TO PLAN OR NOT TO PLAN

Pleased and impressed by a recent piece in the Wall Street Journal (“Success and The City,” 7/14/14), in which the authors note with surprise that Houston is a huge success story among the big cities, though they also have the grace to observe that “Houston’s growth is more than oil-industry luck; it reflects a unique policy environment. The city and its unincorporated areas have no formal zoning, so land use is flexible and can readily meet demand. Getting building permits is simple and quick, with no arbitrary approval boards making development an interminable process. Neighborhoods can protect themselves with voluntary, opt-in deed restrictions or minimum lot sizes.  The flexible planning regime is also partly responsible for keeping Houston’s housing prices relatively low . . .”

Then it hit me:  just a few days earlier, I had been reading about The Woodlands, Texas, the “master planned community” where I live, which began as a suburb of Houston but has now become virtually a city in its own right.  The writer had observed what a huge success story The Woodlands is, how it will soon be more populated than places like Rochester, Des Moines, Baton Rouge, Spokane, Richmond, Reno, etc.  Not for the first time, I considered the possibility that, when the dust eventually settles after the upcoming move by Exxon to a vast area just south of The Woodlands, Houston might be on the way to being considered a suburb of Greater Woodlands.

So, which city has the answer:  super-planned The Woodlands, or reckless and out-of-control Houston?  Should future cities be modeled (or existing ones re-modeled) via progressive-style central planning, or should they follow the Hayek-style, conservative model of minimal governmental planning and regulation?  Is there irony in the political observation that our centrally-planned Woodlands has always been run by conservative Republicans, while zany free-market Houston – like most major American cities – is run by Democrats?

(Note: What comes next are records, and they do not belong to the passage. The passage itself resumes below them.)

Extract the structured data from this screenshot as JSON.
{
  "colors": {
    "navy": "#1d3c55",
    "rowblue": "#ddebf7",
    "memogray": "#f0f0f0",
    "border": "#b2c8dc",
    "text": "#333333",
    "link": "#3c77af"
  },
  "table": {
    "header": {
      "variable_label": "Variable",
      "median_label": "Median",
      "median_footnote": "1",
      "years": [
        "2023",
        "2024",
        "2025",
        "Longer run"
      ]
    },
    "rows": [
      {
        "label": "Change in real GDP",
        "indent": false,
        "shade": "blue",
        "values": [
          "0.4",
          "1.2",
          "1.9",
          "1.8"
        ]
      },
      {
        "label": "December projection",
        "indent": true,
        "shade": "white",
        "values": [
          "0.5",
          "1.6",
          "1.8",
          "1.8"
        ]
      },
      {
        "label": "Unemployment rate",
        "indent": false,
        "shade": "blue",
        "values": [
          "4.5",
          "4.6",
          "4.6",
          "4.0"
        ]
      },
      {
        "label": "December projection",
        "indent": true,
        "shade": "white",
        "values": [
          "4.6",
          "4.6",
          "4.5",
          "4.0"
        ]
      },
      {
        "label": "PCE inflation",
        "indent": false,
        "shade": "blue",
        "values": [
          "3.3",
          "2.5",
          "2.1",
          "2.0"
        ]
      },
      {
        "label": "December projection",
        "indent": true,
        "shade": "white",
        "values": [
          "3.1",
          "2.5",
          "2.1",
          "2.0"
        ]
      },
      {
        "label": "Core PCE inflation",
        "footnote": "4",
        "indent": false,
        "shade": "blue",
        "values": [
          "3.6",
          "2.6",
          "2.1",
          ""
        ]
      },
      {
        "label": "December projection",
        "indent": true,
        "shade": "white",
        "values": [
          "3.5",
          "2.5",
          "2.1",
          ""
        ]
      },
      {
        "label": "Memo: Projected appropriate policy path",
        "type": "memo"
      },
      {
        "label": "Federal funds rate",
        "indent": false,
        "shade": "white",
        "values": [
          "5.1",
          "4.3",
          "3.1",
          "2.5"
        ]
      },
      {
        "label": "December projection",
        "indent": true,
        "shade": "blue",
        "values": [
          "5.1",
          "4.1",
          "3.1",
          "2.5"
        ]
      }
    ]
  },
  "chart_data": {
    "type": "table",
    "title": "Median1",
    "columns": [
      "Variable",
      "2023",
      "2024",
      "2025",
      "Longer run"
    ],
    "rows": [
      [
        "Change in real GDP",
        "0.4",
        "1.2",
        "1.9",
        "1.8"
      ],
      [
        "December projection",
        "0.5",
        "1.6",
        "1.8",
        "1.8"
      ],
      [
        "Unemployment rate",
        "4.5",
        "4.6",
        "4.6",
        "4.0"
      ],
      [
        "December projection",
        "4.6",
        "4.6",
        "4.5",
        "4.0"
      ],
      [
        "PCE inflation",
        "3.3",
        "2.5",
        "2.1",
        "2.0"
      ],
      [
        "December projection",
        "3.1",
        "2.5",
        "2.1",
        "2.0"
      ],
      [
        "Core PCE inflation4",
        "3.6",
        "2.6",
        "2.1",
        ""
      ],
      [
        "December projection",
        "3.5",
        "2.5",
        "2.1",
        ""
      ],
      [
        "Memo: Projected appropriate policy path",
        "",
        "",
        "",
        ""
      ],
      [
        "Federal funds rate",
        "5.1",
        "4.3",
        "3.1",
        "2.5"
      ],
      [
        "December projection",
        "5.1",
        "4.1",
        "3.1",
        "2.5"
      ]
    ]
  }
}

My answer, true to my Hayekian orientation, is that there is no correct answer.  Cities should be as individualistic as a fingerprint.  Good plans are good, bad plans are bad.  Good plans turn bad unless they are altered continuously to adapt to changing conditions – in other words, unless their administrators react like players in free markets. The Woodlands had one great idea, which was to create a novel suburb that actually had a “downtown” core area that would always be an anchor and a true destination, the kind of layout that would truly embody the notion of feng shui.   Once that concept was imposed upon a gorgeous forest, and builders were required to preserve the essential, wooded character of the place, the master plan was revised an almost-infinite number of times to adapt to the ways in which the place grew.  In other words, The Woodlands is a free-market enterprise operating within an overall regulatory plan that is inspired and sound but not heavy-handed.  In comparison, Reston, VA, another master-planned community often mentioned as a model, presents no feng shui whatsoever – to my eye, Reston is just a tasteless jumble of streets and structures that have no visible, organic connection to one another.  As with Oakland, CA, in Reston “there is no there there.”  Reston is Exhibit A for the proposition that master plans, in cities as in countries, tend to be bad; The Woodlands is a happy accident, not a model.

The progressives, of course, want everything – including the City of Houston – to operate under severely-restrictive master plans.  They would love to use my beloved Woodlands as their precedent for the remaking of urban America.  I hope they do not; these people cannot be trusted with plans.